O texto. A Palavra. Os Actores
E depois há o Texto. E o material com que se faz o espectáculo: A PALAVRA E O ACTOR. E este País! E esse texto foi SABINA FREIRE. E com ele e a partir dele, com os Actores se construiu o espectáculo. Mas a pergunta que aflorou à cabeça de quase todos, logo na primeira leitura, terá sido “mas que peça é esta?” Questão semelhante colocará com o mesmo ar espantardoado, Augusto César na penúltima réplica da peça: Que mulher é esta? Uma “Cantante” responderá Epifânio. Um fantástico texto dramático, direi eu!
Sabemos que não é texto “muito feito nem muito escolhido” quando se fala do teatro português do século XX. Temos conhecimento da dificuldade de o catalogar quanto ao género: Comédia? Tragédia? Farsa? A recensão crítica sobre este único texto de teatro de Teixeira-Gomes é, diria, datada, o que não deslustra, antes acentua a qualidade e perspicácia quer do Autor quer daqueles que sobre ela escreveram (Urbano Tavares Rodrigues, João de Barros, Fialho d’Almeida, José Régio…….
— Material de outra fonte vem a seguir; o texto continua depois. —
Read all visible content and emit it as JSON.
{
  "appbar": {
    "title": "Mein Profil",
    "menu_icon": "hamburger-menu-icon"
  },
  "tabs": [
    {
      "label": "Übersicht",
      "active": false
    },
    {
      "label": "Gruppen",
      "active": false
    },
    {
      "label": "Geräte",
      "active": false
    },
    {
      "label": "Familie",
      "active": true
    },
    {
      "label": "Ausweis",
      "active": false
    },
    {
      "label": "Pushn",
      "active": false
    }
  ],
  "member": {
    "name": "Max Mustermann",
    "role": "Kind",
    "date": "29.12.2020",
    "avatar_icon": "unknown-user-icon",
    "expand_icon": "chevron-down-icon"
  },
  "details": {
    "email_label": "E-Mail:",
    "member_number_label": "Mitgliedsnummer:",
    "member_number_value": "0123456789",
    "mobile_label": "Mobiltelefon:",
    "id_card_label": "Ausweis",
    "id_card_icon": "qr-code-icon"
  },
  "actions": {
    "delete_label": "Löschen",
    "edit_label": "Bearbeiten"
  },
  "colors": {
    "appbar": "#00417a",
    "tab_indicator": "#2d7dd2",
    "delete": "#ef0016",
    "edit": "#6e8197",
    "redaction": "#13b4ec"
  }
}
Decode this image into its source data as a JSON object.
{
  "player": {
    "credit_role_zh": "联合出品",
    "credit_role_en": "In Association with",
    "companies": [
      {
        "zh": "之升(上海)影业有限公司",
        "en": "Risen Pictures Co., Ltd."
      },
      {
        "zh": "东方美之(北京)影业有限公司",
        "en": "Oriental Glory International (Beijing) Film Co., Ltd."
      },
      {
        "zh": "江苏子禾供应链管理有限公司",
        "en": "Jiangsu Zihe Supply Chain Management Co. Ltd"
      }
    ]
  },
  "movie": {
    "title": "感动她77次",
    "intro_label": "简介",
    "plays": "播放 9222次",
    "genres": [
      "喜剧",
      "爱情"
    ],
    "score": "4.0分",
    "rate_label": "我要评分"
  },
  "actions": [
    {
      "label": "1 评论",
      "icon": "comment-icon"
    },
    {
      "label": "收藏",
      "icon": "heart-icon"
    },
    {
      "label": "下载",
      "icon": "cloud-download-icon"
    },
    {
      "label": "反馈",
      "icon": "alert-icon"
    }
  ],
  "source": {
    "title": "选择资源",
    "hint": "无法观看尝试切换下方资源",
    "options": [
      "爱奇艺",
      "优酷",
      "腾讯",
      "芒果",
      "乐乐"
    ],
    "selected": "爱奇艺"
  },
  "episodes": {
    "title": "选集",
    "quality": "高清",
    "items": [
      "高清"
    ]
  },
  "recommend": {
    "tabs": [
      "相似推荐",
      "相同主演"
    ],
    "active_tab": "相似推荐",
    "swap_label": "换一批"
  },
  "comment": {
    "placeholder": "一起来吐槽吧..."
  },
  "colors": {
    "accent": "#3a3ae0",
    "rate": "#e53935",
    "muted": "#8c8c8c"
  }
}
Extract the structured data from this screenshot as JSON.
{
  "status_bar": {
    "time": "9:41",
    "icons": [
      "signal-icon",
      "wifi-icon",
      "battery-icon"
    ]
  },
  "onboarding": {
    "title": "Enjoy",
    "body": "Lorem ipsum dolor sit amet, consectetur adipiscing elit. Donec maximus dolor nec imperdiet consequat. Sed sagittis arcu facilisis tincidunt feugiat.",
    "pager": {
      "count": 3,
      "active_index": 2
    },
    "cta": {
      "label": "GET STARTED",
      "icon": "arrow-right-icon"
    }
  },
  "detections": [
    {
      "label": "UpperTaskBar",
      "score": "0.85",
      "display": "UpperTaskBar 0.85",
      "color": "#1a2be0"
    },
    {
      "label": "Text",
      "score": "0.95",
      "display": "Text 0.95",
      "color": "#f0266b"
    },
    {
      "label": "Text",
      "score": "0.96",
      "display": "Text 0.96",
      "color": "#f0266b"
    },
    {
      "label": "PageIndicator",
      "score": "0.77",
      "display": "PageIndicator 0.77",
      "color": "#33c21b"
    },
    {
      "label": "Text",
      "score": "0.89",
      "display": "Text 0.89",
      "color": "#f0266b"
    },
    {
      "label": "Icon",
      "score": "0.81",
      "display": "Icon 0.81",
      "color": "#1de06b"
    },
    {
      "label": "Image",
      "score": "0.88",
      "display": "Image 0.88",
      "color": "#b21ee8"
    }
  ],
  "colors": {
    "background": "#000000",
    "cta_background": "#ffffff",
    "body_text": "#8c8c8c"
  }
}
Debruçamo-nos sobre a Obra literária de Teixeira-Gomes e a sua atitude perante ela. Tentando entender a sua peculiar figura de intelectual, de político e de cidadão, mais se adensa o mistério ou estranheza sobre esta Sabina Freire. Parece-nos que conflui nesta peça tudo que do Autor sabemos ou que ele permitiu que soubéssemos e, até mesmo, o que nunca saberemos. Sabina é um objecto literário, dramático, mas é muito mais do que isso. É, certamente o resultado da observação cosmopolita e distanciada a que o Autor se “obrigou” nas múltiplas viagens por essa Europa de início do século XX. Conhecimento feito de “ver e frequentar”A sensação de experimentar os novos ventos que varriam a Europa, nas Artes, na Literatura e no Teatro. E a importância que a mulher nórdica começava a assumir na sociedade. Ele que por lá negociava figos do seu Algarve e que depois por lá se demorava a “ver”as pessoas e os movimentos. Acredito que tenha confrontado então a camponesa desnuda que furtivamente se banhava em bando na ribeira de Bensafrim e cotejado os seios e as curvas das ancas que para si altivamente exibiu, com esses outros bustos e cabeças dessa outra Europa. Aí, terá, porventura o Poeta “sonhado” um novo busto para a “sua República? Mas um Busto com Cabeça. E o modelo escolhido terá sido SABINA! Sim, as personagens femininas de Ibsen, as presenças de Lou Andreas-Salomé ou Anais Nin e de outras que preenchiam os círculos de Paris. A importância de Freud e de Nitzche. E do teatro de Tchekov… Quem escreve Sabina sabe e tem cultura teatral. Quem trabalha este texto, encontra nele “jogos” e referências que não deve ignorar. Para mim, Ibsen. Talvez menos Hedda Gabler e mais Espectros, na relação mãe (srª Alving, sem marido) e o jovem filho (Oswald) pintor, que se aventurou pela Europa do sul e a silenciosa criada Regina. Talvez mais Gaivota de Tchekov, no triângulo vivencial entre Treplev, o jovem escritor, Nina, a jovem e apaixonada actriz e Macha, a silenciosa criada, que tanto o ama e a presença da mãe (sem marido) Arkadina. Ou até, se quisermos, uma referência mais mediterrânica e mais matriarcal: o lado Lorquiano de Maria Freire.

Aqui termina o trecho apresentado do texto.